Being a doctor is a tough job. You try to see as many patients as you can in a short a period of time, and an error in your decision-making process can have lifelong ramifications for those under your care.
This can lead to burnout, which oftentimes manifests in symptoms such as depression, distractedness and inattention, and a sense of detachment from the work that you do. You might also feel exhausted and emotionally unavailable, and you may feel as if your work simply doesn’t matter anymore. These symptoms can be hard to spot, too, given that they can slowly develop over time.
In many instances, physician burnout forces doctors to leave their profession. In others, the symptoms of burnout can result in a serious medical mistake that then leads to legal issues. If you want to avoid both of those outcomes, then you need to know how to get a handle on your burnout.

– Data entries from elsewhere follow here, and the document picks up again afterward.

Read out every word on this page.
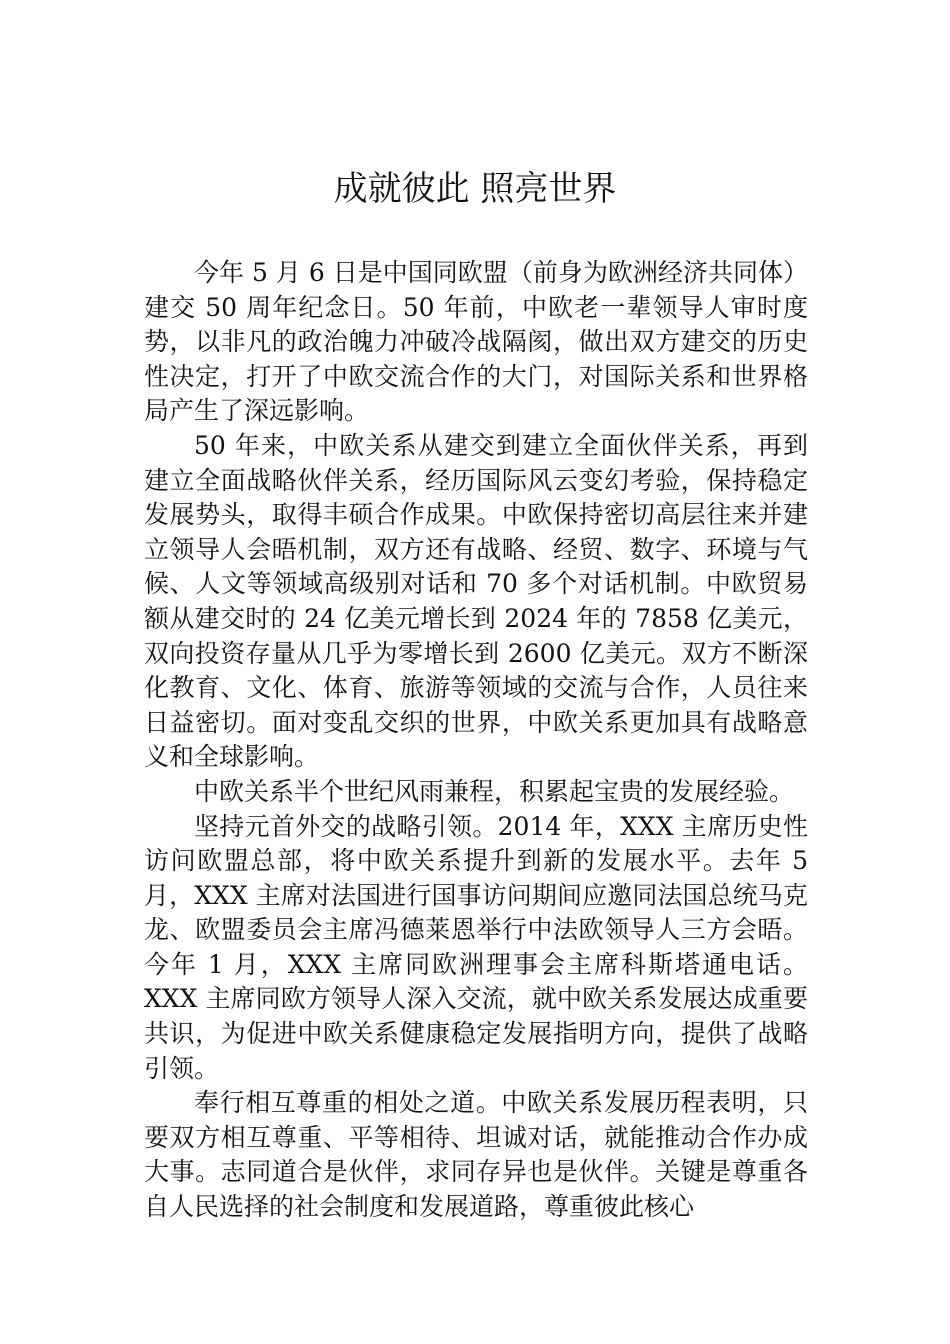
成就彼此 照亮世界

今年 5 月 6 日是中国同欧盟（前身为欧洲经济共同体）建交 50 周年纪念日。50 年前，中欧老一辈领导人审时度势，以非凡的政治魄力冲破冷战隔阂，做出双方建交的历史性决定，打开了中欧交流合作的大门，对国际关系和世界格局产生了深远影响。

50 年来，中欧关系从建交到建立全面伙伴关系，再到建立全面战略伙伴关系，经历国际风云变幻考验，保持稳定发展势头，取得丰硕合作成果。中欧保持密切高层往来并建立领导人会晤机制，双方还有战略、经贸、数字、环境与气候、人文等领域高级别对话和 70 多个对话机制。中欧贸易额从建交时的 24 亿美元增长到 2024 年的 7858 亿美元，双向投资存量从几乎为零增长到 2600 亿美元。双方不断深化教育、文化、体育、旅游等领域的交流与合作，人员往来日益密切。面对变乱交织的世界，中欧关系更加具有战略意义和全球影响。

中欧关系半个世纪风雨兼程，积累起宝贵的发展经验。

坚持元首外交的战略引领。2014 年，XXX 主席历史性访问欧盟总部，将中欧关系提升到新的发展水平。去年 5 月，XXX 主席对法国进行国事访问期间应邀同法国总统马克龙、欧盟委员会主席冯德莱恩举行中法欧领导人三方会晤。今年 1 月，XXX 主席同欧洲理事会主席科斯塔通电话。XXX 主席同欧方领导人深入交流，就中欧关系发展达成重要共识，为促进中欧关系健康稳定发展指明方向，提供了战略引领。

奉行相互尊重的相处之道。中欧关系发展历程表明，只要双方相互尊重、平等相待、坦诚对话，就能推动合作办成大事。志同道合是伙伴，求同存异也是伙伴。关键是尊重各自人民选择的社会制度和发展道路，尊重彼此核心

How to deal with physician burnout
Although it might feel like you’ll never get back into the swing of your job, there are things you can do to alleviate your burnout. This includes:
- Giving yourself more time: Poor work-life balance is a major contributor to burnout. However, finding this balance isn’t as easy as simply reducing the number of hours that you work, as doing so might create more stress as you’re left trying to figure out how to accomplish the same amount of work in less time. However, you might be able to achieve a better work-life balance by adjusting your work schedule or using a time banking system. Delegating certain duties to other staff can save you time and stress, too.
- Focusing on your priorities: It’s easy to lose perspective on the things that are important to us when we’re wrapped up in our daily work. But you might be able to reduce your sense of burnout if you can focus some of your time on your own priorities. This might be as simple as spending additional quality time with your family, or it could involve taking on a new hobby or rededicating yourself to an old one. These activities can lead to self-fulfillment that can help offset feelings of burnout.
- Utilize technology to your advantage: The implementation of electronic health records has created a lot of stress and dissatisfaction in the healthcare industry. While you might not be able to avoid this sort of technology, you might be able to find other technological tools that you can utilize to ease your stress and save you time. Telehealth, for example, can reduce no shows in your practice and allow you to see patients more efficiently. Technology like this can also provide you with additional flexibility. So, explore your options to see if there’s something out there that can help you and your practice.
- Focus on your health: Symptoms of burnout can lead to negative physical and mental health consequences. You need to take care of yourself before you can take care of others. With that in mind, be cognizant of your diet, your sleep regimen, and your mental health. That way you can take action to secure the support necessary to keep a healthy body and mind.
Take control of your future
We know that feelings of burnout can be difficult to handle. But don’t despair. You can reinvigorate your career in a way that renews your interest in the profession. Hopefully, then you can continue making a difference in the lives of those who turn to you for help in their time of need.